June 21

What was advertised in a colonial American newspaper 250 years ago today?

Supplement to the Pennsylvania Packet (June 21, 1773).

“Esteemed to be a paper of as good credit and utility as any extant.”

As Samuel F. Parker and John Anderson prepared to take over publishing the New-York Gazette or Weekly Post-Boy when the lease held by Samuel Inslee and Anthony Car came to an end in August 1773, they placed notices in both the New-York Journal and the Pennsylvania Packet.  They hoped to attract local subscribers in New York and nearby towns as well as distant subscribers in Pennsylvania, Delaware, Maryland, and New Jersey, just as James Rivington had successfully solicited subscriptions for Rivington’s New-York Gazetteer or Connecticut, New-Jersey, Hudson’s-River, and Quebec Weekly Advertiser from far beyond the bustling urban port in recent months.

To entice prospective subscribers, Parker and Anderson emphasized that they intended to publish content “for the especial service of the commercial interest” in addition to articles “for the amusement and information of private families.”  They realized that merchants in Philadelphia and other towns served by the Pennsylvania Packet benefitted from various features that regularly appeared in newspapers published in New York, including prices current for commodities, entries about vessels arriving and departing from the customs house, and news about the location and progress of ships as reported by captains and others when they arrived in port.  Even paid notices, such as advertisement for consumer goods and legal notices, provided valuable intelligence for merchants keeping track of markets.
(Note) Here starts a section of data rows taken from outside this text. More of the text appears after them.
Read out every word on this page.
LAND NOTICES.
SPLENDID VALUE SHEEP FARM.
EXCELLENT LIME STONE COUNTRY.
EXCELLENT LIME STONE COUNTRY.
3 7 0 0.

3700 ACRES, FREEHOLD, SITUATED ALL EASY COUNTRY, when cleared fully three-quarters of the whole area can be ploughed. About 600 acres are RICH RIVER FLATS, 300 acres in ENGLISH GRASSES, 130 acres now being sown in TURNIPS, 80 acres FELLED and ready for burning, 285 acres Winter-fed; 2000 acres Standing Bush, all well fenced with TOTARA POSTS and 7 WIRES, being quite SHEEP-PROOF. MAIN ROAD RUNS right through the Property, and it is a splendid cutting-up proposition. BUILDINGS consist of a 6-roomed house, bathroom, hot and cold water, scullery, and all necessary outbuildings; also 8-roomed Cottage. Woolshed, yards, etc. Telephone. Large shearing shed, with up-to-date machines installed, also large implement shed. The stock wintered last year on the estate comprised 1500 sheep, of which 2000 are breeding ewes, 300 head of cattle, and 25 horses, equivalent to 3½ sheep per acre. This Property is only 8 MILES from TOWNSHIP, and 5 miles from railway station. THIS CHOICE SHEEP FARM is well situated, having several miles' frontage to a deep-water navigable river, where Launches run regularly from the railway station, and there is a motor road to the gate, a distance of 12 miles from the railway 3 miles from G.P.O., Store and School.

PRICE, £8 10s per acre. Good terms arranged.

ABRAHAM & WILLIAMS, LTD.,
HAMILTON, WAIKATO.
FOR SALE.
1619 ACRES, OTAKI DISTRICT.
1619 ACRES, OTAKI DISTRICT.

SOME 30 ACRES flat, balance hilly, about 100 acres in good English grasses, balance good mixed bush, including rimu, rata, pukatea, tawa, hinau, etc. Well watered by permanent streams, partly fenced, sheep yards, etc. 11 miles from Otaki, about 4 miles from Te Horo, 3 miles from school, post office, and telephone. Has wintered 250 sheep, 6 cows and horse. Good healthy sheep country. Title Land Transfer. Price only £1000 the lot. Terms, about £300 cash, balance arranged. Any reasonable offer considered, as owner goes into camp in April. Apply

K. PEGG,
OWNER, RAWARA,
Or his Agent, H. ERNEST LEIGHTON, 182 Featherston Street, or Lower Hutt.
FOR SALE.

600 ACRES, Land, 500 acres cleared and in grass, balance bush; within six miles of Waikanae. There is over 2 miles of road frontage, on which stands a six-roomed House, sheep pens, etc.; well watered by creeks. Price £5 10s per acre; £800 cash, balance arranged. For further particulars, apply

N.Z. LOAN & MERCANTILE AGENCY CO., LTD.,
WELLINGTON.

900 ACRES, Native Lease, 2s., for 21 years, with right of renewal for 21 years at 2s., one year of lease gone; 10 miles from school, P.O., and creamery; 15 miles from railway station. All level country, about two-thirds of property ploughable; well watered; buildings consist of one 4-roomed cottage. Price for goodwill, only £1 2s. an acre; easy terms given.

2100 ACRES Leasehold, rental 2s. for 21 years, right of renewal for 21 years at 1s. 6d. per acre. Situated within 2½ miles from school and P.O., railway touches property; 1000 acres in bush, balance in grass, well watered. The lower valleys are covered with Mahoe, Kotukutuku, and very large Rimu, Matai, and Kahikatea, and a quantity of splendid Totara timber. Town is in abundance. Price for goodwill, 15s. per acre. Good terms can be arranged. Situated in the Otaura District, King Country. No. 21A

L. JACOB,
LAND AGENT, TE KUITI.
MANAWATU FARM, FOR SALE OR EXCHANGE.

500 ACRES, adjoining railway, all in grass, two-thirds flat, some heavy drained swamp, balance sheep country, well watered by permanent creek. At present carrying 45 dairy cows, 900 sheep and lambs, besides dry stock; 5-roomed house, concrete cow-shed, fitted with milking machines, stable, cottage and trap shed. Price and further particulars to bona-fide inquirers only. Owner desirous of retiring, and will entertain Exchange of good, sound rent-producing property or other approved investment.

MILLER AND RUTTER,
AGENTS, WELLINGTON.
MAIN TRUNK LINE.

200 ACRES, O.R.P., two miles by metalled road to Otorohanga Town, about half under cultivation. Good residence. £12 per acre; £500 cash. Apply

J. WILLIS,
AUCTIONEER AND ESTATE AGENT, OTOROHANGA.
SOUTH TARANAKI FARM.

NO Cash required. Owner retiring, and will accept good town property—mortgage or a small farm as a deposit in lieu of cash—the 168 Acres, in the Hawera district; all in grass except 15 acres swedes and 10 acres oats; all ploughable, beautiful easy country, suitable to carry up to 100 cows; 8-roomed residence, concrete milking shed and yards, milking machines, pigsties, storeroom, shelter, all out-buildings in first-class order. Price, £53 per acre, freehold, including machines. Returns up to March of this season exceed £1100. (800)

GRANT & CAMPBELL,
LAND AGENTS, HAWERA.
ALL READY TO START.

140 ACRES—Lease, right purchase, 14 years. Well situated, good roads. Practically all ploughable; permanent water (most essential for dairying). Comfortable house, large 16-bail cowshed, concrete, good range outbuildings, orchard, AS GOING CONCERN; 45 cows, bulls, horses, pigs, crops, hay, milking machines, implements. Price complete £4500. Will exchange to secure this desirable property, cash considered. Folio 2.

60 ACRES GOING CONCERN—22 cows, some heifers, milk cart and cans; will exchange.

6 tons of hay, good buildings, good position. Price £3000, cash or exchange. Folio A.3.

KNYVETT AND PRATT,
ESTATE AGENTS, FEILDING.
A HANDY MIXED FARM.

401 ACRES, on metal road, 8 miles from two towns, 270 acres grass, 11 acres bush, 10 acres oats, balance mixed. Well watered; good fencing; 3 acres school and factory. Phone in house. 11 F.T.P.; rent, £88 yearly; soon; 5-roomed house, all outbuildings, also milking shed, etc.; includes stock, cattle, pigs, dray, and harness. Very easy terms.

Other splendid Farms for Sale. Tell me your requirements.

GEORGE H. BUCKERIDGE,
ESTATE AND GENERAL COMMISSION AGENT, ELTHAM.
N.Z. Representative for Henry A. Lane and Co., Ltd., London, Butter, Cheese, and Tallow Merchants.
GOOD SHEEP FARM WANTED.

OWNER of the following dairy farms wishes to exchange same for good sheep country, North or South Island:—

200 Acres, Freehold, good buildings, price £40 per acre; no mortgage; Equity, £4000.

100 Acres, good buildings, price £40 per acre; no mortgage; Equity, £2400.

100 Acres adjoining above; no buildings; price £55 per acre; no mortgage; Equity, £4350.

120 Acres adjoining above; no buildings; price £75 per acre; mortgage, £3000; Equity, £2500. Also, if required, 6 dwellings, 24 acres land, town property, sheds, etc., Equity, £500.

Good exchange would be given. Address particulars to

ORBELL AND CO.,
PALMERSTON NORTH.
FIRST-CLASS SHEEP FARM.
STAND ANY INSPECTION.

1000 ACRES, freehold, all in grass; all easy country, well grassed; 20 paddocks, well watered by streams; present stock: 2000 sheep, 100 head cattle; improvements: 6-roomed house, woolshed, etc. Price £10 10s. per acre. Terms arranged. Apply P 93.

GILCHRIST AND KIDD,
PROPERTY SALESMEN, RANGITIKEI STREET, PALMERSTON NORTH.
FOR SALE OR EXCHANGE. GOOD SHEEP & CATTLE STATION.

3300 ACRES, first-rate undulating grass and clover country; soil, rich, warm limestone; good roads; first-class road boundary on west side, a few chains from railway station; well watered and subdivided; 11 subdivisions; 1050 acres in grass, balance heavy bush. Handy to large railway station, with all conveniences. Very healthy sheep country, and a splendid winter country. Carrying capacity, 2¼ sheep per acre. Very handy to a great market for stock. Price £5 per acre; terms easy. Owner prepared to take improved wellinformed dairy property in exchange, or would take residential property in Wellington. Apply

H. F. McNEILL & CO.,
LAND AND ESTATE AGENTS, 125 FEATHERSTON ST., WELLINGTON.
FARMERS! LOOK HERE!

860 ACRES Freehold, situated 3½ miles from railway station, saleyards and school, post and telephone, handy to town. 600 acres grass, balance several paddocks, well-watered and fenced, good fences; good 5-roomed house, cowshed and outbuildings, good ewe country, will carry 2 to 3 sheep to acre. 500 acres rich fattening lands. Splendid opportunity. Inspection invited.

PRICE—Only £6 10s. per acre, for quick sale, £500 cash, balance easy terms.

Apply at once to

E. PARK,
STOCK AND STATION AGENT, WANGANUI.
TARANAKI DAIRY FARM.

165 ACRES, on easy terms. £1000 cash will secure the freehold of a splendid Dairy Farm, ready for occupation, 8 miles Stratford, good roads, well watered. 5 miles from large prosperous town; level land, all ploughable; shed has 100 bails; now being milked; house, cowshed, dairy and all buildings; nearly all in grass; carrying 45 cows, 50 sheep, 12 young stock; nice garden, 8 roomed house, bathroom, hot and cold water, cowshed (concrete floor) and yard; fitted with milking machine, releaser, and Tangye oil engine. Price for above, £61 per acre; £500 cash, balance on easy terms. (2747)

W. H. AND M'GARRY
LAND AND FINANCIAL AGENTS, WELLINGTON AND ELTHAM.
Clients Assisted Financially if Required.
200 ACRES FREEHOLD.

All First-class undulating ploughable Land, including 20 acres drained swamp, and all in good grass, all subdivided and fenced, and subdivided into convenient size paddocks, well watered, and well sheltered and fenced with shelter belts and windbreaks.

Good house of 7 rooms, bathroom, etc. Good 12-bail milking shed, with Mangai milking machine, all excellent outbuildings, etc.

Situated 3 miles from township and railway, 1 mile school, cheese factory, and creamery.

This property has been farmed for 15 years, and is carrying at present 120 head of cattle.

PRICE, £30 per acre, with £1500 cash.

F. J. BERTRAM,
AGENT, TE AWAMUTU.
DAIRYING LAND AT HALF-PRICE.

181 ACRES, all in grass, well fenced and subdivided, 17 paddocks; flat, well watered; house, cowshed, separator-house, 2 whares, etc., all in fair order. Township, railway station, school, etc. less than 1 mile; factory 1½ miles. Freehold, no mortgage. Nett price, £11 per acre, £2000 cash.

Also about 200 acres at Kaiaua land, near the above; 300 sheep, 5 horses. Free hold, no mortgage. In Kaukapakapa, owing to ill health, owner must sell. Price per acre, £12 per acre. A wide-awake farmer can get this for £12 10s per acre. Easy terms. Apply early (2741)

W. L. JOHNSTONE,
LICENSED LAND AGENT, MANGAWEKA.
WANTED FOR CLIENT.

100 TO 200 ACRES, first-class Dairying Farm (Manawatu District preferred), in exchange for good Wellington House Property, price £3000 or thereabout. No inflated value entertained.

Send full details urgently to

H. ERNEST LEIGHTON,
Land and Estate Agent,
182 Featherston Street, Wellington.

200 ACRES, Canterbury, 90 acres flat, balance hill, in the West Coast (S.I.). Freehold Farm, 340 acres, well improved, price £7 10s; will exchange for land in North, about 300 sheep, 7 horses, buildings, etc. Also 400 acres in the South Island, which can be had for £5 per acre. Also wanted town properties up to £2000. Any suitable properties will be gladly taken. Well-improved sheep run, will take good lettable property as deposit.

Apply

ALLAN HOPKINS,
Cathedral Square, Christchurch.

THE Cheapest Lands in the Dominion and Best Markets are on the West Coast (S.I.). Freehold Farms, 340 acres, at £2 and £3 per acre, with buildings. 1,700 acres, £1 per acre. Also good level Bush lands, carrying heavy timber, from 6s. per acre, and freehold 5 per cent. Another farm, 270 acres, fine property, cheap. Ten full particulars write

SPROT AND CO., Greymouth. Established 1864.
Parker and Anderson boasted about the reputation of the New-York Gazette or Weekly Post-Boy when Parker’s father previously published it, declaring that it was “esteemed to be a paper of as good credit and utility as any extant.”  The printers suggested that under their management the newspaper would rival any of the others published in New York, making it as good or better a choice for merchants in Philadelphia who wished to consult newspapers from that city.  Parker and Anderson did not invest as much effort in marketing their newspaper to prospective subscribers and other readers in neighboring colonies as Rivington did, but their advertisements in the Pennsylvania Packet demonstrates that they recognized the potential to increase their circulation by acquiring subscribers beyond New York.